Al swore and knocked her back down. He heard her arm snap behind her, a horrible cracking retort. He smiled. She screamed, and so did the courtiers. Alfonso roared above them all – “Shut up! Shut up! – and he held his hand over her mouth and mounted her. Their strangled breaths and grunts filled the air.



“Bow to your fucking King,” barked the soldier, casting a quick apologetic glance up at Alfonso, who gazed down from his ten-foot platform like a man in a trance. The slaves fell to their knees, some willingly, the rest jerked off their feet by the snapping chains.

Al squinted past them. Their dark faces merged into the wavering desert landscape. He spied out for snakes, lizards, deadly spiders. When he lost concentration, Isabel appeared, accusing him, always choking on poisoned wine, her slack tongue lolling from her mouth as she fell to the ground, the wine glass shattering.
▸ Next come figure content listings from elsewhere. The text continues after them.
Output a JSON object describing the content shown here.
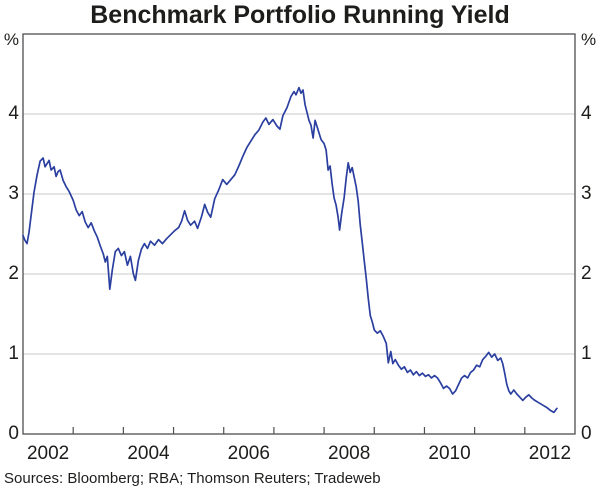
{
  "colors": {
    "background": "#ffffff",
    "frame": "#4f4f51",
    "grid": "#c9c9c9",
    "text": "#1d1d1b",
    "line": "#2b3fa0"
  },
  "chart_data": {
    "type": "line",
    "title": "Benchmark Portfolio Running Yield",
    "y_unit_left": "%",
    "y_unit_right": "%",
    "source_note": "Sources: Bloomberg; RBA; Thomson Reuters; Tradeweb",
    "x_axis": {
      "range": [
        2002,
        2013
      ],
      "tick_years": [
        2003,
        2004,
        2005,
        2006,
        2007,
        2008,
        2009,
        2010,
        2011,
        2012
      ],
      "label_years": [
        2002,
        2004,
        2006,
        2008,
        2010,
        2012
      ],
      "labels_centered_mid_year": true
    },
    "y_axis": {
      "range": [
        0,
        5
      ],
      "tick_labels": [
        "4",
        "3",
        "2",
        "1",
        "0"
      ],
      "tick_values": [
        4,
        3,
        2,
        1,
        0
      ],
      "gridline_values": [
        1,
        2,
        3,
        4
      ],
      "grid": true
    },
    "legend": {
      "shown": false
    },
    "series": [
      {
        "name": "Benchmark Portfolio Running Yield",
        "color": "#2b3fa0",
        "points": [
          [
            2002.0,
            2.48
          ],
          [
            2002.04,
            2.42
          ],
          [
            2002.08,
            2.38
          ],
          [
            2002.12,
            2.52
          ],
          [
            2002.16,
            2.72
          ],
          [
            2002.22,
            3.02
          ],
          [
            2002.28,
            3.24
          ],
          [
            2002.34,
            3.41
          ],
          [
            2002.4,
            3.45
          ],
          [
            2002.44,
            3.34
          ],
          [
            2002.48,
            3.38
          ],
          [
            2002.52,
            3.42
          ],
          [
            2002.56,
            3.3
          ],
          [
            2002.62,
            3.34
          ],
          [
            2002.66,
            3.22
          ],
          [
            2002.7,
            3.28
          ],
          [
            2002.74,
            3.3
          ],
          [
            2002.8,
            3.17
          ],
          [
            2002.86,
            3.09
          ],
          [
            2002.92,
            3.03
          ],
          [
            2003.0,
            2.92
          ],
          [
            2003.06,
            2.8
          ],
          [
            2003.12,
            2.73
          ],
          [
            2003.18,
            2.78
          ],
          [
            2003.24,
            2.65
          ],
          [
            2003.3,
            2.58
          ],
          [
            2003.36,
            2.64
          ],
          [
            2003.42,
            2.54
          ],
          [
            2003.48,
            2.46
          ],
          [
            2003.54,
            2.35
          ],
          [
            2003.6,
            2.25
          ],
          [
            2003.64,
            2.15
          ],
          [
            2003.68,
            2.22
          ],
          [
            2003.73,
            1.81
          ],
          [
            2003.78,
            2.05
          ],
          [
            2003.84,
            2.28
          ],
          [
            2003.9,
            2.32
          ],
          [
            2003.96,
            2.23
          ],
          [
            2004.02,
            2.28
          ],
          [
            2004.08,
            2.11
          ],
          [
            2004.14,
            2.22
          ],
          [
            2004.2,
            2.0
          ],
          [
            2004.24,
            1.92
          ],
          [
            2004.3,
            2.17
          ],
          [
            2004.36,
            2.31
          ],
          [
            2004.42,
            2.38
          ],
          [
            2004.48,
            2.32
          ],
          [
            2004.54,
            2.41
          ],
          [
            2004.62,
            2.36
          ],
          [
            2004.7,
            2.43
          ],
          [
            2004.78,
            2.38
          ],
          [
            2004.86,
            2.44
          ],
          [
            2004.94,
            2.49
          ],
          [
            2005.02,
            2.54
          ],
          [
            2005.1,
            2.58
          ],
          [
            2005.16,
            2.66
          ],
          [
            2005.22,
            2.79
          ],
          [
            2005.28,
            2.67
          ],
          [
            2005.34,
            2.61
          ],
          [
            2005.42,
            2.66
          ],
          [
            2005.48,
            2.57
          ],
          [
            2005.56,
            2.72
          ],
          [
            2005.62,
            2.87
          ],
          [
            2005.68,
            2.77
          ],
          [
            2005.74,
            2.71
          ],
          [
            2005.82,
            2.94
          ],
          [
            2005.9,
            3.05
          ],
          [
            2005.98,
            3.18
          ],
          [
            2006.06,
            3.12
          ],
          [
            2006.14,
            3.18
          ],
          [
            2006.22,
            3.24
          ],
          [
            2006.3,
            3.35
          ],
          [
            2006.38,
            3.47
          ],
          [
            2006.46,
            3.58
          ],
          [
            2006.54,
            3.66
          ],
          [
            2006.62,
            3.74
          ],
          [
            2006.7,
            3.8
          ],
          [
            2006.78,
            3.9
          ],
          [
            2006.84,
            3.95
          ],
          [
            2006.9,
            3.87
          ],
          [
            2006.98,
            3.93
          ],
          [
            2007.06,
            3.85
          ],
          [
            2007.12,
            3.81
          ],
          [
            2007.18,
            3.98
          ],
          [
            2007.26,
            4.08
          ],
          [
            2007.34,
            4.22
          ],
          [
            2007.4,
            4.28
          ],
          [
            2007.44,
            4.24
          ],
          [
            2007.5,
            4.33
          ],
          [
            2007.54,
            4.26
          ],
          [
            2007.58,
            4.3
          ],
          [
            2007.62,
            4.12
          ],
          [
            2007.66,
            4.02
          ],
          [
            2007.7,
            3.92
          ],
          [
            2007.74,
            3.86
          ],
          [
            2007.78,
            3.7
          ],
          [
            2007.82,
            3.92
          ],
          [
            2007.88,
            3.8
          ],
          [
            2007.94,
            3.68
          ],
          [
            2008.0,
            3.63
          ],
          [
            2008.04,
            3.55
          ],
          [
            2008.08,
            3.3
          ],
          [
            2008.12,
            3.35
          ],
          [
            2008.16,
            3.13
          ],
          [
            2008.2,
            2.95
          ],
          [
            2008.24,
            2.86
          ],
          [
            2008.28,
            2.71
          ],
          [
            2008.31,
            2.55
          ],
          [
            2008.35,
            2.76
          ],
          [
            2008.4,
            2.96
          ],
          [
            2008.44,
            3.2
          ],
          [
            2008.48,
            3.39
          ],
          [
            2008.52,
            3.27
          ],
          [
            2008.56,
            3.33
          ],
          [
            2008.6,
            3.21
          ],
          [
            2008.64,
            3.09
          ],
          [
            2008.68,
            2.91
          ],
          [
            2008.72,
            2.62
          ],
          [
            2008.76,
            2.4
          ],
          [
            2008.8,
            2.17
          ],
          [
            2008.84,
            1.95
          ],
          [
            2008.88,
            1.69
          ],
          [
            2008.92,
            1.48
          ],
          [
            2008.96,
            1.4
          ],
          [
            2009.0,
            1.3
          ],
          [
            2009.06,
            1.26
          ],
          [
            2009.12,
            1.29
          ],
          [
            2009.18,
            1.22
          ],
          [
            2009.24,
            1.13
          ],
          [
            2009.28,
            0.89
          ],
          [
            2009.33,
            1.03
          ],
          [
            2009.37,
            0.88
          ],
          [
            2009.42,
            0.93
          ],
          [
            2009.48,
            0.86
          ],
          [
            2009.54,
            0.81
          ],
          [
            2009.6,
            0.84
          ],
          [
            2009.66,
            0.77
          ],
          [
            2009.72,
            0.8
          ],
          [
            2009.78,
            0.74
          ],
          [
            2009.84,
            0.78
          ],
          [
            2009.9,
            0.73
          ],
          [
            2009.96,
            0.76
          ],
          [
            2010.02,
            0.72
          ],
          [
            2010.08,
            0.74
          ],
          [
            2010.14,
            0.7
          ],
          [
            2010.2,
            0.73
          ],
          [
            2010.26,
            0.7
          ],
          [
            2010.32,
            0.64
          ],
          [
            2010.38,
            0.57
          ],
          [
            2010.44,
            0.6
          ],
          [
            2010.5,
            0.57
          ],
          [
            2010.56,
            0.5
          ],
          [
            2010.62,
            0.54
          ],
          [
            2010.68,
            0.62
          ],
          [
            2010.74,
            0.7
          ],
          [
            2010.8,
            0.73
          ],
          [
            2010.86,
            0.7
          ],
          [
            2010.92,
            0.77
          ],
          [
            2010.98,
            0.8
          ],
          [
            2011.04,
            0.86
          ],
          [
            2011.1,
            0.84
          ],
          [
            2011.16,
            0.93
          ],
          [
            2011.22,
            0.97
          ],
          [
            2011.28,
            1.02
          ],
          [
            2011.34,
            0.96
          ],
          [
            2011.4,
            1.0
          ],
          [
            2011.46,
            0.92
          ],
          [
            2011.52,
            0.95
          ],
          [
            2011.56,
            0.88
          ],
          [
            2011.6,
            0.76
          ],
          [
            2011.64,
            0.62
          ],
          [
            2011.68,
            0.54
          ],
          [
            2011.72,
            0.5
          ],
          [
            2011.78,
            0.55
          ],
          [
            2011.84,
            0.5
          ],
          [
            2011.9,
            0.46
          ],
          [
            2011.96,
            0.42
          ],
          [
            2012.02,
            0.46
          ],
          [
            2012.08,
            0.49
          ],
          [
            2012.14,
            0.45
          ],
          [
            2012.2,
            0.42
          ],
          [
            2012.28,
            0.39
          ],
          [
            2012.36,
            0.36
          ],
          [
            2012.44,
            0.33
          ],
          [
            2012.52,
            0.29
          ],
          [
            2012.58,
            0.27
          ],
          [
            2012.64,
            0.32
          ]
        ]
      }
    ]
  }
}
They brought the slaves back home, men and women lashed together and stumbling alongside the mules by the roadside. Al picked out one of the women, tall, with a proud gaze, and ordered her sent to his chambers. He dressed her in his mother's old gowns, tattered and yellow, and had her coo lovingly at him.

“You're my little King, aren't you, pet?” she murmured, hesitantly, stroking his balding head, struggling with the unfamiliar language. Al didn't notice. He gurgled, kicked his legs, and laughed.
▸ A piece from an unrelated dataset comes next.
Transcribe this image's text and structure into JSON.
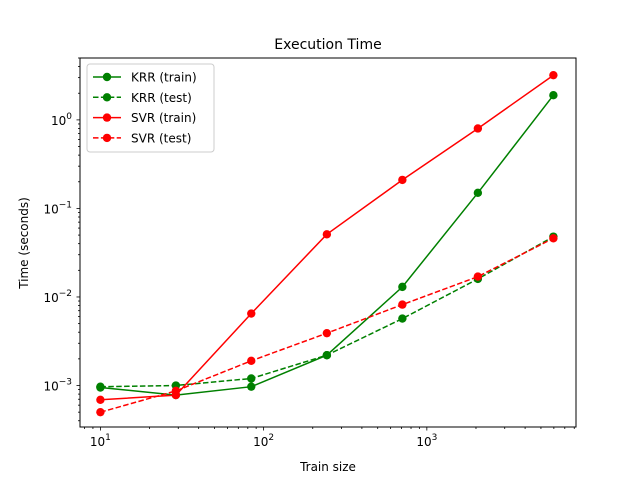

“I'm the Queen,” the girl repeated, staring at her uncle. She planted her hands on her hips. “You can be the King, but I'm going to be the Queen.”

Alfonso nodded. His sister's bastard child. Her head reached his chest. She was younger than Isabel had been at the time of their marriage. Her cheeks were flushed and determined. Her small breasts pushed against her dress. Al swallowed. He knelt beside her and a servant handed him a pen. They signed, her careful round print dominating the page. She underlined her name with a flourish. Al's scrawl crept out beside it.

“You're my Queen now,” he said slowly, and reached out towards her, his mouth dry, but she laughed, and turned away.

“What an awful old man,” he heard her say to her maidservant as she left, and Alfonso pulled his knees up to his chest, curled on his throne, and wept.